The Habitable Zone

Few things are more exciting to me than the idea of finding a habitable planet somewhere out in space. Given the hundreds of now confirmed exoplanets, and the likely millions more that we have not yet found, it seems inevitable that we will find an exoplanet in the habitable zone. Part of figuring this out is understanding where the habitable zones will be.

Using the latest data, the Penn State Department of Geosciences team has developed an updated model for determining whether discovered planets fall within a habitable zone.

Aside from the obvious awesomeness of the fact that people are spending time and energy figuring this stuff out, I think that the most exciting part of all this is that we are likely to find a viable planet in the habitable zone of another star sometime in the next few years.

The graphic shows habitable zone distances around various types of stars. Some of the known extrasolar planets that are considered to be in the habitable zone of their stars are also shown. On this scale, Earth-Sun distance is one astronomical unit, which is roughly 150 million kilometers.

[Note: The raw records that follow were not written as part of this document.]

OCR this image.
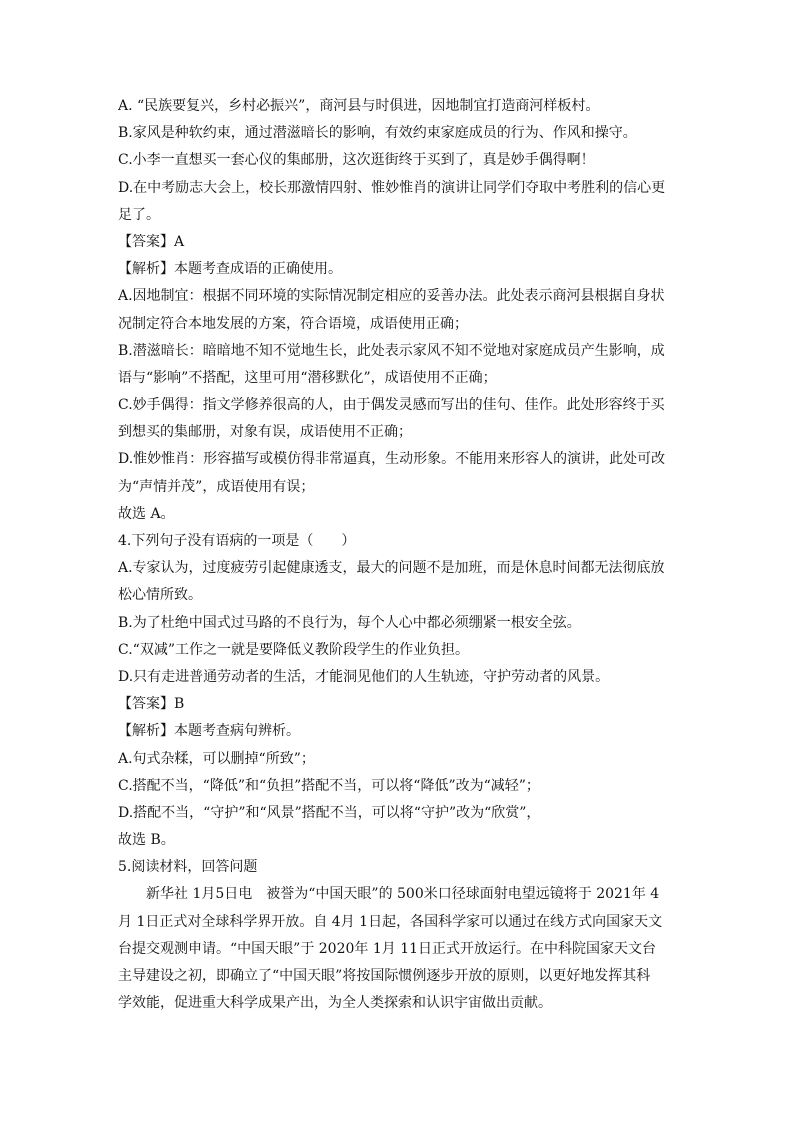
A. “民族要复兴，乡村必振兴”，商河县与时俱进，因地制宜打造商河样板村。
B.家风是种软约束，通过潜滋暗长的影响，有效约束家庭成员的行为、作风和操守。
C.小李一直想买一套心仪的集邮册，这次逛街终于买到了，真是妙手偶得啊！
D.在中考励志大会上，校长那激情四射、惟妙惟肖的演讲让同学们夺取中考胜利的信心更
足了。
【答案】A
【解析】本题考查成语的正确使用。
A.因地制宜：根据不同环境的实际情况制定相应的妥善办法。此处表示商河县根据自身状
况制定符合本地发展的方案，符合语境，成语使用正确；
B.潜滋暗长：暗暗地不知不觉地生长，此处表示家风不知不觉地对家庭成员产生影响，成
语与“影响”不搭配，这里可用“潜移默化”，成语使用不正确；
C.妙手偶得：指文学修养很高的人，由于偶发灵感而写出的佳句、佳作。此处形容终于买
到想买的集邮册，对象有误，成语使用不正确；
D.惟妙惟肖：形容描写或模仿得非常逼真，生动形象。不能用来形容人的演讲，此处可改
为“声情并茂”，成语使用有误；
故选 A。
4.下列句子没有语病的一项是（　　）
A.专家认为，过度疲劳引起健康透支，最大的问题不是加班，而是休息时间都无法彻底放
松心情所致。
B.为了杜绝中国式过马路的不良行为，每个人心中都必须绷紧一根安全弦。
C.“双减”工作之一就是要降低义教阶段学生的作业负担。
D.只有走进普通劳动者的生活，才能洞见他们的人生轨迹，守护劳动者的风景。
【答案】B
【解析】本题考查病句辨析。
A.句式杂糅，可以删掉“所致”；
C.搭配不当，“降低”和“负担”搭配不当，可以将“降低”改为“减轻”；
D.搭配不当，“守护”和“风景”搭配不当，可以将“守护”改为“欣赏”，
故选 B。
5.阅读材料，回答问题
新华社 1月5日电　被誉为“中国天眼”的 500米口径球面射电望远镜将于 2021年 4
月 1日正式对全球科学界开放。自 4月 1日起，各国科学家可以通过在线方式向国家天文
台提交观测申请。“中国天眼”于 2020年 1月 11日正式开放运行。在中科院国家天文台
主导建设之初，即确立了“中国天眼”将按国际惯例逐步开放的原则，以更好地发挥其科
学效能，促进重大科学成果产出，为全人类探索和认识宇宙做出贡献。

The graphic shows habitable zone distances around various types of stars. Some of the known extrasolar planets that are considered to be in the habitable zone of their stars are also shown. On this scale, Earth-Sun distance is one astronomical unit, which is roughly 150 million kilometers.

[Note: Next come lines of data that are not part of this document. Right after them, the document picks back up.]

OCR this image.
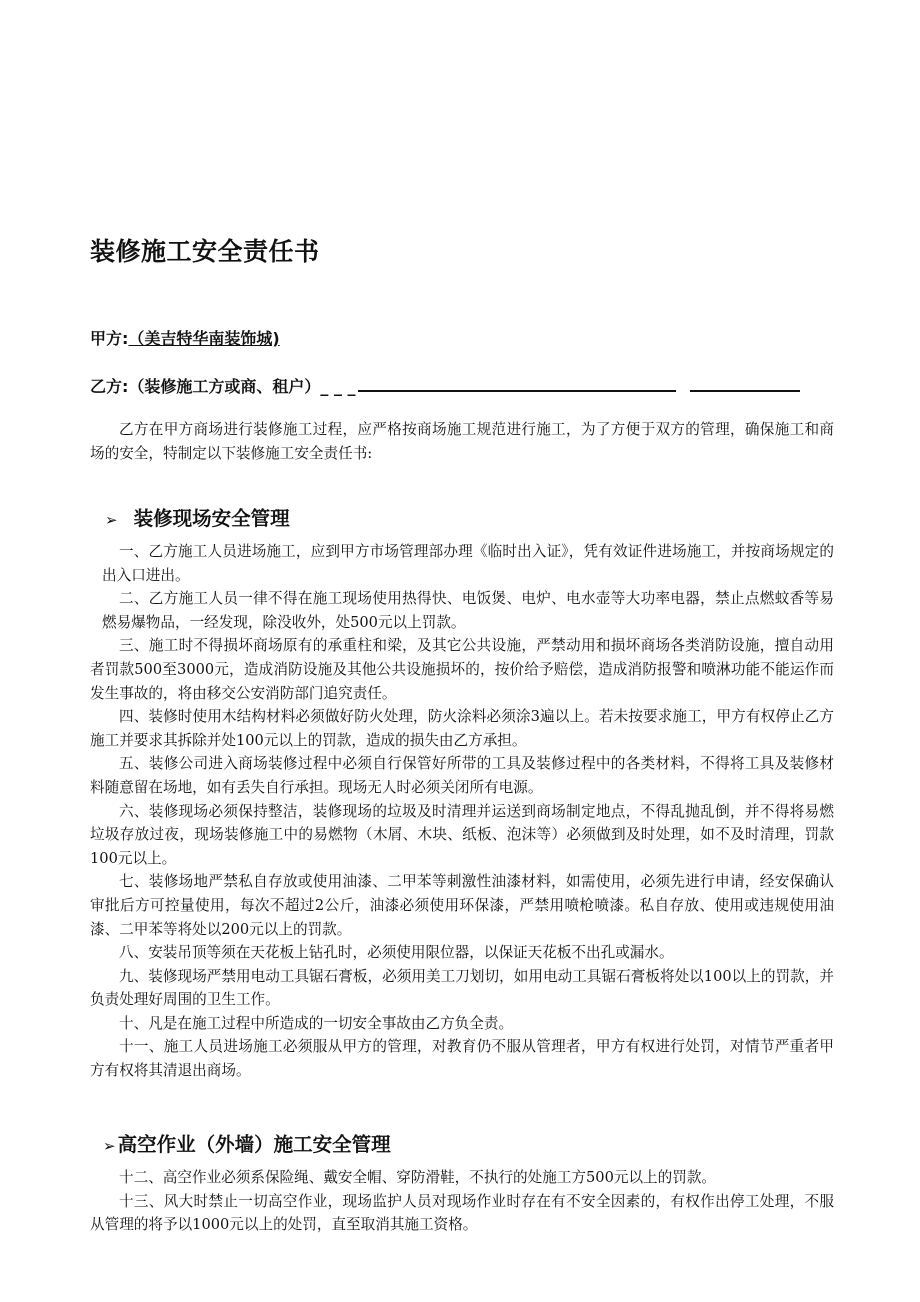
装修施工安全责任书
甲方:（美吉特华南装饰城)
乙方:（装修施工方或商、租户）_ _ _

乙方在甲方商场进行装修施工过程，应严格按商场施工规范进行施工，为了方便于双方的管理，确保施工和商场的安全，特制定以下装修施工安全责任书:

➢ 装修现场安全管理

一、乙方施工人员进场施工，应到甲方市场管理部办理《临时出入证》，凭有效证件进场施工，并按商场规定的出入口进出。

二、乙方施工人员一律不得在施工现场使用热得快、电饭煲、电炉、电水壶等大功率电器，禁止点燃蚊香等易燃易爆物品，一经发现，除没收外，处500元以上罚款。

三、施工时不得损坏商场原有的承重柱和梁，及其它公共设施，严禁动用和损坏商场各类消防设施，擅自动用者罚款500至3000元，造成消防设施及其他公共设施损坏的，按价给予赔偿，造成消防报警和喷淋功能不能运作而发生事故的，将由移交公安消防部门追究责任。

四、装修时使用木结构材料必须做好防火处理，防火涂料必须涂3遍以上。若未按要求施工，甲方有权停止乙方施工并要求其拆除并处100元以上的罚款，造成的损失由乙方承担。

五、装修公司进入商场装修过程中必须自行保管好所带的工具及装修过程中的各类材料，不得将工具及装修材料随意留在场地，如有丢失自行承担。现场无人时必须关闭所有电源。

六、装修现场必须保持整洁，装修现场的垃圾及时清理并运送到商场制定地点，不得乱抛乱倒，并不得将易燃垃圾存放过夜，现场装修施工中的易燃物（木屑、木块、纸板、泡沫等）必须做到及时处理，如不及时清理，罚款100元以上。

七、装修场地严禁私自存放或使用油漆、二甲苯等刺激性油漆材料，如需使用，必须先进行申请，经安保确认审批后方可控量使用，每次不超过2公斤，油漆必须使用环保漆，严禁用喷枪喷漆。私自存放、使用或违规使用油漆、二甲苯等将处以200元以上的罚款。

八、安装吊顶等须在天花板上钻孔时，必须使用限位器，以保证天花板不出孔或漏水。

九、装修现场严禁用电动工具锯石膏板，必须用美工刀划切，如用电动工具锯石膏板将处以100以上的罚款，并负责处理好周围的卫生工作。

十、凡是在施工过程中所造成的一切安全事故由乙方负全责。

十一、施工人员进场施工必须服从甲方的管理，对教育仍不服从管理者，甲方有权进行处罚，对情节严重者甲方有权将其清退出商场。

➢ 高空作业（外墙）施工安全管理

十二、高空作业必须系保险绳、戴安全帽、穿防滑鞋，不执行的处施工方500元以上的罚款。

十三、风大时禁止一切高空作业，现场监护人员对现场作业时存在有不安全因素的，有权作出停工处理，不服从管理的将予以1000元以上的处罚，直至取消其施工资格。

The big question will then be what to do about it. I hope that the next step will be to point some high-powered telescopes at it and see what else we can learn.

The science fiction loving part of me is very interested to know what will happen to our own cultural assumptions if, or when, we find such evidence. If you think the anti-science crowd gets offended at the idea of an old earth and the concept of evolution, what do you think they will do with evidence that we are not as special as we used to think we were.